Possum Kingdom holds the current Texas state record striped bass, a 53-pound, 12-ounce fish caught in 2004.

Local guides note that striped bass fishing is best early in the day or during seasonal transitions, often requiring live bait in deeper waters or artificial lures such as swimbaits and slabs around main lake points.
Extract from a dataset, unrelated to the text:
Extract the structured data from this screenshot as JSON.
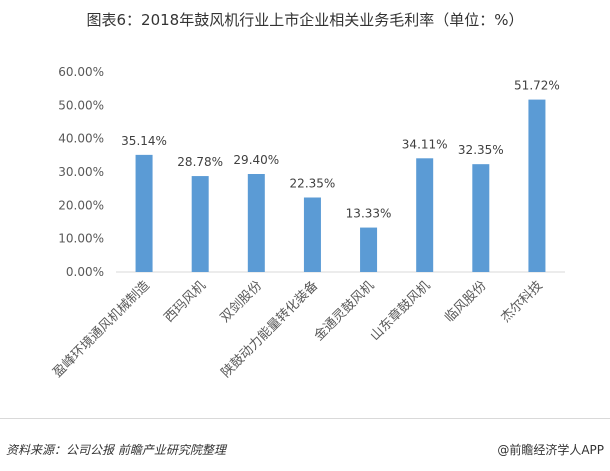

Catfishing is productive using cut bait or prepared baits near submerged structures and baited holes. Interviews with local guides describe waiting for large striper schools to surface and the need for precise timing, especially in summer months.

== Development ==
For decades after the dam’s completion, Possum Kingdom’s shores were known more for bait shops and weathered docks than luxury estates. In the 1950s through the 1970s, weekend cabins and modest homes made up most of the lakefront, often passed down through generations.

That changed dramatically during the early 2000s, and even more so during the COVID-19 pandemic. With remote work freeing people from city offices, buyers from Dallas–Fort Worth, Midland, and beyond began seeking larger properties where they could both live and vacation.

According to REALTOR records, property values in some communities rose by 30–60% between 2020 and 2022. Older fishing cabins were torn down to make way for custom homes with multi-million-dollar price tags. Communities like The Ranch, Gaines Bend, and The Cliffs began to see estate-style builds rivaling the best in the state.

Even so, large sections of shoreline remain undeveloped, including the Caddo Creek area and tracts held by the Brazos River Authority and Texas Parks and Wildlife. This mix of high-end neighborhoods and untouched wilderness is part of what makes Possum Kingdom unusual among Texas lakes.

== Recreation ==
Possum Kingdom Lake is a popular recreation destination, offering boating, waterskiing, scuba diving, and camping. The lake is home to Possum Kingdom State Park, which provides campgrounds, hiking trails, and public boat ramps. One of the most recognized landmarks is Hell’s Gate, a narrow break between two cliffs leading from the lake into a cove, which serves as a focal point for holiday gatherings and events such as fireworks shows.